School district makes counselors available for students

Crisis response teams helped students at New York and Central Junior High schools deal with the news Monday that two classmates were among five people killed in an East Lawrence house fire.

Near the end of school, emergency response workers announced that those who died in Sunday’s blaze included Nolan Vender, 13, a Central Junior High eighth-grader, and DaVonte Brockman, 11, a sixth-grader at New York.

Central Principal Frank Harwood said he told students of the fire at the beginning of the day and later that Vender was among those killed.

“A letter is going home to parents with kind of an explanation that we’ve been available to students, but a lot of times they don’t start grieving right away and that if there are problems to call us and we can help out,” Harwood said.

The letter asked parents to watch their children’s behavior.

“The thing about a death of someone so young is that even students who didn’t know him well can be affected by knowing someone that young has died,” Harwood said.

Letters also were being sent home to parents whose children attended New York.

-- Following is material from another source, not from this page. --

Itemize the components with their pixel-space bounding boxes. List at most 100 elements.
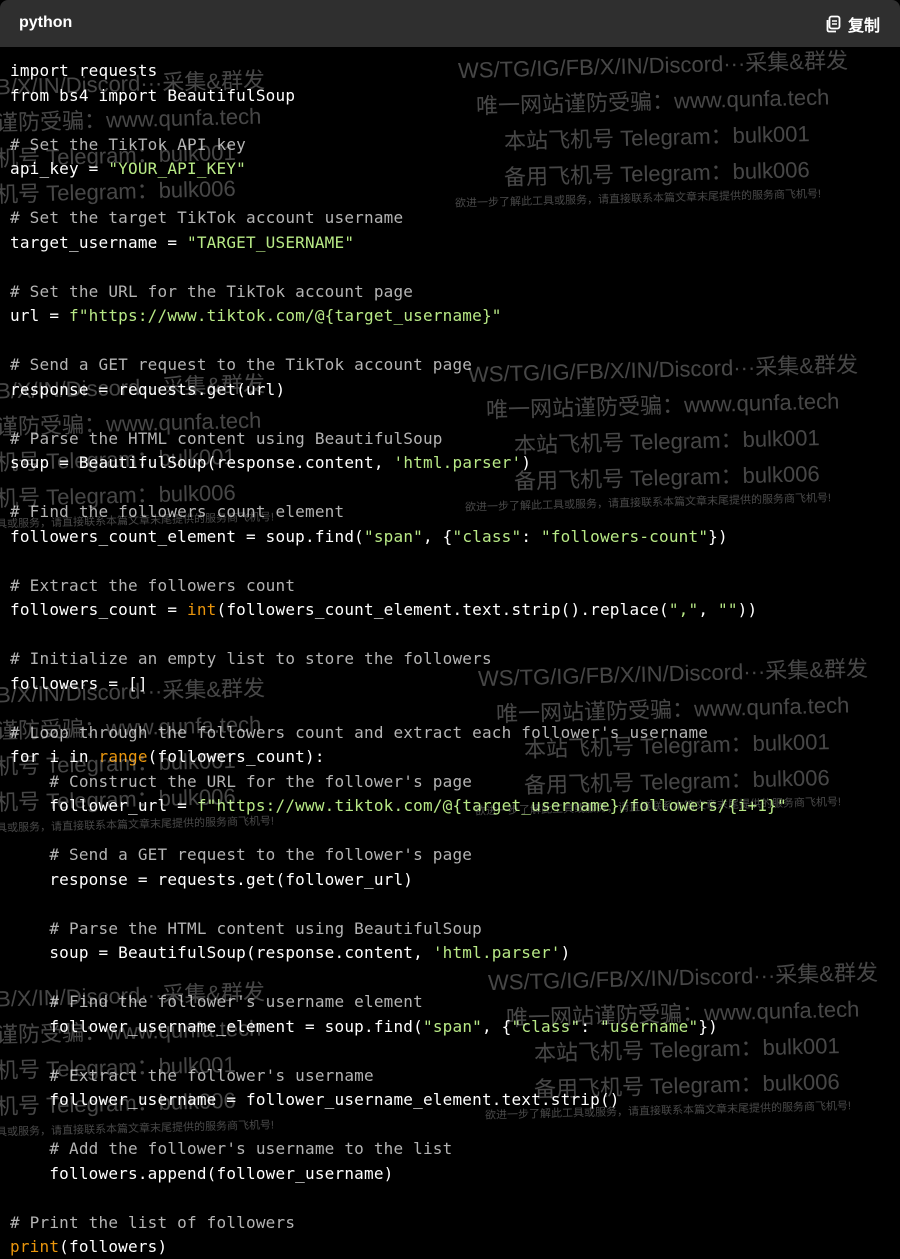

Nancy DeGarmo, principal at New York, referred questions to the school district’s main office.

“We have a family of grieving adults and students here, who we’re trying to manage and hold together for a day,” DeGarmo said of the staff and students in her building.

Supt. Randy Weseman released a statement Monday afternoon: “On behalf of the Lawrence public schools, I want to extend my deepest sympathies to the Glover family. Our school communities are grieving this tragic loss and working together to support students, staff, and one another during this most difficult time.”

Four other elementary schools – Schwegler, Woodlawn, Pinckney and East Heights, which all had ties to the children through friends or family – were also provided information and counseling, said Donna Patton-Bryant, assistant director of special education and the person in charge of the district’s crisis response team.

“When something like this happens, everybody is kind of tongue-tied and doesn’t know how to respond,” Patton-Bryant said.

The response team includes mental health professionals from Bert Nash Community Mental Health Center, social workers and school psychologists, counselors, teachers, nurses and administrators, Patton-Bryant said.

The team, which began its work Sunday afternoon, provided principals and teachers at the schools some guidelines for giving out information and coached them on what to expect in terms of student responses, she said.

“Some act out, some are quiet, some write,” Patton-Bryant said of grieving schoolmates.

She said “safe rooms” were set up where students could go for quiet or to draw or make banners as outlets for their grief.

Deputy Supt. Bruce Passman said junior high students often had a wide range of reactions to a major tragedy and that the crisis team helped them handle it.

“In our culture, we’ve dealt with death in a very quiet way,” Passman said. “We expect people to deal with the issue of death and get on with their lives, and we don’t talk about it much as a culture.”

The crisis team was brought in nine times last year to be available to students and school staff, he said.